We are blessed on this beautiful Friday, because yesterday PEOPLE released a teaser for the new season of The Bachelorette, and I am pumped. I don’t know about you guys, but ever since Alabama Hannah steamrolled her way into our lives by toasting to her first date with the ever-so-romantic “Roll Tide!” I knew I needed more of this stone cold weirdo on my TV. She’s awkward, she actually has a personality, and she seems willing to show us that there is more to her than just “former beauty queen.” Sold. And now we have a new teaser for her season, which begins on Monday, May 13th. There’s a lot of producer driven drama jam-packed into 30 seconds, so thankfully I’m here to break it down for you.
We begin on night one, with Hannah wearing a dress that she found discarded on the floor at an after-prom party. I see Cary Fetman is continuing his iconic styling this season. Blessings. Then we immediately launch into the drama. We see Hannah pull one of the guys aside and accuse him of having a girlfriend. So I guess ABC is back on their bullsh*t, huh? Another season, another set of garbage men that producers didn’t vet properly! *sigh* This happens while a voiceover says, “The drama never lets up.” Well, yeah! That’s what happens when you collect your group of suitors from a knock-off Planet Fitness in Panama City Beach, attempt to scrub the Axe Body Spray scent off them, dress them up like cater waiters, and throw them in a limo. They don’t know how to behave! And you can’t get that scent off them FYI, it emanates from their pores.
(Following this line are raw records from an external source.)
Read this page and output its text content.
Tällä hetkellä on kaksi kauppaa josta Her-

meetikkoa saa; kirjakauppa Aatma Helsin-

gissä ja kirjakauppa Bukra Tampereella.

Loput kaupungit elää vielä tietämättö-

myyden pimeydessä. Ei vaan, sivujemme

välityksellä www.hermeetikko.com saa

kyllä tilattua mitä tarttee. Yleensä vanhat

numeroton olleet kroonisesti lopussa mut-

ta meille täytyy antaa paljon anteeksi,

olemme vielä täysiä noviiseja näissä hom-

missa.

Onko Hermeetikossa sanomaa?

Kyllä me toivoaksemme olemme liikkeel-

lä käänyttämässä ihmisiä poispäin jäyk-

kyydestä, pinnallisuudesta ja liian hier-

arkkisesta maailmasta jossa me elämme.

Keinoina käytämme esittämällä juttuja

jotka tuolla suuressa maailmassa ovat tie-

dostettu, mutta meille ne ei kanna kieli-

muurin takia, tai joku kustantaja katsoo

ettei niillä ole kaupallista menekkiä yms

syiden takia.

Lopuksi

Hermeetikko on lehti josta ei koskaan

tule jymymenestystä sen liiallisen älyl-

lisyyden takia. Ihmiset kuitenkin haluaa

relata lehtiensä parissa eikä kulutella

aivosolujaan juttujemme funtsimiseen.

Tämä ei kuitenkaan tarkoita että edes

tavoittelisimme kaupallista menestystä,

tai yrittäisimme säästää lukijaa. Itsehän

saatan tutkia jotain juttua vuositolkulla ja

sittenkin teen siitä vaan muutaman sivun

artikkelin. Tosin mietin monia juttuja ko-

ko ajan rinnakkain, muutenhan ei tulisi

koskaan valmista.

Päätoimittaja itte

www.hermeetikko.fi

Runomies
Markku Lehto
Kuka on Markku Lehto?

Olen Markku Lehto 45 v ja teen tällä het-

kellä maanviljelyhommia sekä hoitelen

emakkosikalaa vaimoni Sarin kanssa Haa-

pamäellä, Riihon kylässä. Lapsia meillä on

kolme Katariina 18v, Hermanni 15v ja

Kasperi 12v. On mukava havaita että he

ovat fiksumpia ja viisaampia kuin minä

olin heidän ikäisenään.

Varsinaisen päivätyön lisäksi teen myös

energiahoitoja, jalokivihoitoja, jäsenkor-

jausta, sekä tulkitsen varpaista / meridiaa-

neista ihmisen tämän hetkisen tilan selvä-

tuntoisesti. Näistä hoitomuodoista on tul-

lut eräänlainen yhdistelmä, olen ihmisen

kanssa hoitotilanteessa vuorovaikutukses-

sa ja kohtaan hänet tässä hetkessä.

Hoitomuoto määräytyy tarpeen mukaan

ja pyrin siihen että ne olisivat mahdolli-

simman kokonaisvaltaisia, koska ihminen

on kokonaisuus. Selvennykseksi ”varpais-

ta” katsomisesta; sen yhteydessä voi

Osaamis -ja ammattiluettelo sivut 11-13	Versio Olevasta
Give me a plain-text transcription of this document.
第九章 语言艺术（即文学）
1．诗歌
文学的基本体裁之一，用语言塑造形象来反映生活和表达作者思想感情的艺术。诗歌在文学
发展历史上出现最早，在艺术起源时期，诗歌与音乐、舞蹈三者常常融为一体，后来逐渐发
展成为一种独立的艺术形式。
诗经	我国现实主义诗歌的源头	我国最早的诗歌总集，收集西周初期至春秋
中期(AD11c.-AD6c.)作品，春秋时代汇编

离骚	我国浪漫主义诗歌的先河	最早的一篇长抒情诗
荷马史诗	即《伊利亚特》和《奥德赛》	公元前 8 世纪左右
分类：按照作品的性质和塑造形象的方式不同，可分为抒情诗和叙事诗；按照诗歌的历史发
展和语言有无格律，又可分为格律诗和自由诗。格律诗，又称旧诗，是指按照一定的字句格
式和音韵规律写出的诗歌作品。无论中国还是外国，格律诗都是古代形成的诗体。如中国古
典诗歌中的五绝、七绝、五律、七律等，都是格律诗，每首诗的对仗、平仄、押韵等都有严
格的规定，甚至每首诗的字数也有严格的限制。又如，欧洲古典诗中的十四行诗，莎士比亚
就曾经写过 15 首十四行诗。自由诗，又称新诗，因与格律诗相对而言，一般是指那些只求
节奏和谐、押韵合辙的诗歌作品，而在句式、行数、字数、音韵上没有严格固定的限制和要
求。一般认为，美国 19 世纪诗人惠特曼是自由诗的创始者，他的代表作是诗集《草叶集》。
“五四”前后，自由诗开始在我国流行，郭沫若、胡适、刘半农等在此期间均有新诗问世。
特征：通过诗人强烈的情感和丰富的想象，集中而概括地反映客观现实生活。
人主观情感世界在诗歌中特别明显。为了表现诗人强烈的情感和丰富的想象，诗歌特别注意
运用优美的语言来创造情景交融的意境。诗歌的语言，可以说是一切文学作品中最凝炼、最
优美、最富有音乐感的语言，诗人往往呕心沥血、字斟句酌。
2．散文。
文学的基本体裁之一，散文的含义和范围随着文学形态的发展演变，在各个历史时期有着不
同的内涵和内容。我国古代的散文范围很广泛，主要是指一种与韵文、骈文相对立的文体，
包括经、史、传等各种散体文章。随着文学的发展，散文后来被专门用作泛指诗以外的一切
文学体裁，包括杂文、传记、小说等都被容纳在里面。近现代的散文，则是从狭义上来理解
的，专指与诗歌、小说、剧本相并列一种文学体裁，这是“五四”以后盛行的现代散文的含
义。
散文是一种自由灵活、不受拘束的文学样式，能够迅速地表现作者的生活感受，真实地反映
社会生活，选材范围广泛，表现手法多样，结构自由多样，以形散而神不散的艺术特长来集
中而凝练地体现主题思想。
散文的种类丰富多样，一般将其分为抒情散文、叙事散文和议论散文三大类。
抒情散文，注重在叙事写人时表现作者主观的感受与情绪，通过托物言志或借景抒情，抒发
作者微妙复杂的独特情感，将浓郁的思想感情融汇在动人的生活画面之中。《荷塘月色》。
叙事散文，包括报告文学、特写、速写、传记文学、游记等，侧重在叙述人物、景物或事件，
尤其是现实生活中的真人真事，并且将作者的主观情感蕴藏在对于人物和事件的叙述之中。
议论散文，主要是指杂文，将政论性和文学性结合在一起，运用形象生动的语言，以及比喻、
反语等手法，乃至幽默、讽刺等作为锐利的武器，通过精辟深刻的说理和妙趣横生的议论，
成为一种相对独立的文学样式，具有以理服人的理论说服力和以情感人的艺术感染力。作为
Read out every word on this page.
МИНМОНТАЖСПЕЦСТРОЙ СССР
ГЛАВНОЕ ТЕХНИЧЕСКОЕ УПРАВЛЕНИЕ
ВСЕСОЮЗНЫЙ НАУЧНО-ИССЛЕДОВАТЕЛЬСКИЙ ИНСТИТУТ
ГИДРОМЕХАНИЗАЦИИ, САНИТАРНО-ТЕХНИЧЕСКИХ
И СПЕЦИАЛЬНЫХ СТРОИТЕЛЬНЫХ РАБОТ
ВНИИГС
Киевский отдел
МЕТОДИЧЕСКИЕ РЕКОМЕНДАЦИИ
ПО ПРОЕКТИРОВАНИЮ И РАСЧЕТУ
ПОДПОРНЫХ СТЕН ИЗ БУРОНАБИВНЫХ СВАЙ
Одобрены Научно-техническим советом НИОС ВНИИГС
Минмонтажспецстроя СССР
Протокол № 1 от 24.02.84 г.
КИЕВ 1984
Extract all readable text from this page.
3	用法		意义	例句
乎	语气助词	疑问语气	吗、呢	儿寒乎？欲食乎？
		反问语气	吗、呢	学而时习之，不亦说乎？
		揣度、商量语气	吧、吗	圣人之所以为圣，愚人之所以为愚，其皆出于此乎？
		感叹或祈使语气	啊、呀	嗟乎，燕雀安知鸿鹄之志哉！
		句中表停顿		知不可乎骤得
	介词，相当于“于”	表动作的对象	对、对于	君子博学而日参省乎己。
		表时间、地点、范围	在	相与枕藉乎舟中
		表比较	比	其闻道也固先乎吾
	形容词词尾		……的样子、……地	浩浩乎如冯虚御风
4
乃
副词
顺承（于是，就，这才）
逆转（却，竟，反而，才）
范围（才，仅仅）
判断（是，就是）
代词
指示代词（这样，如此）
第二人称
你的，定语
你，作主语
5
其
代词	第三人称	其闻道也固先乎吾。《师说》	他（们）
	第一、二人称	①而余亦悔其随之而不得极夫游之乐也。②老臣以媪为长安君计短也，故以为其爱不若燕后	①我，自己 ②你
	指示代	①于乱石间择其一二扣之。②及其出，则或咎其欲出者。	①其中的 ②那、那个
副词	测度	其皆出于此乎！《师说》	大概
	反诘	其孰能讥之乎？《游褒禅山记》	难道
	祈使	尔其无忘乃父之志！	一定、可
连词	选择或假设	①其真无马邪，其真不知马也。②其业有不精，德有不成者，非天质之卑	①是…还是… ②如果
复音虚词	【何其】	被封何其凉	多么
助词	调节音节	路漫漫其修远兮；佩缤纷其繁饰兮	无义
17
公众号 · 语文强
We also get a shot of one of the guys saying to another one, “don’t ever objectify a woman,” and how much do you want to bet this guy once called a woman “sugartits” on Twitter? Not that I think you would, sir, but I’m convinced ABC’s background checks are conducted by Business Barbie sitting at her plastic pink laptop, so you just never know.
Actual footage of a Bachelorette background check
Hannah says in the teaser that she wants a man to fight for her, so of course we get the obligatory Bachelorette date where the men assault each other to win the attention of a woman
they’re using for internet fame they love. I’m sure that will turn out completely fine and has nothing to do with the ambulance we see wailing in this teaser! On the bright side, the men fighting appear to be wearing kilts. Are we getting a trip to Ireland or Scotland?! If we are, this at least means that none of the men are banned from leaving the country! A heartening sign.
I do wish that they wouldn’t have a fighting date each season—is this really necessary to prove their love?! It’s not like I ask the men I’m casually dating to change into a kilt and then assault the perv on the subway that leered at my ass. A simple “I’ll order us an Uber instead” will suffice! Men are not (usually) physically fighting each other for a woman’s attention in real life. Can I start a petition they do something else next season? These fights just promote a narrow-minded definition of a man and it’s not necessary. As my girls on My Favorite Murder like to say, toxic masculinity ruins the party again. No need for it at this party, Mike Fleiss.
Here is the teaser, which you can watch in its entirety below.
So it looks like we’re in for yet another drama filled season! Fingers crossed it will erase last season’s lead, Mr. State White Bread, from my memory altogether. I’ll leave you with just one warning – yes, I did spend hours of my life analyzing this teaser, but take it with a grain of salt. The producers will always try to trick you, and we never actually know what happens until the show airs. For all we know, no one even showed up on night one and we’re not having a season. See you on May 13th to find out!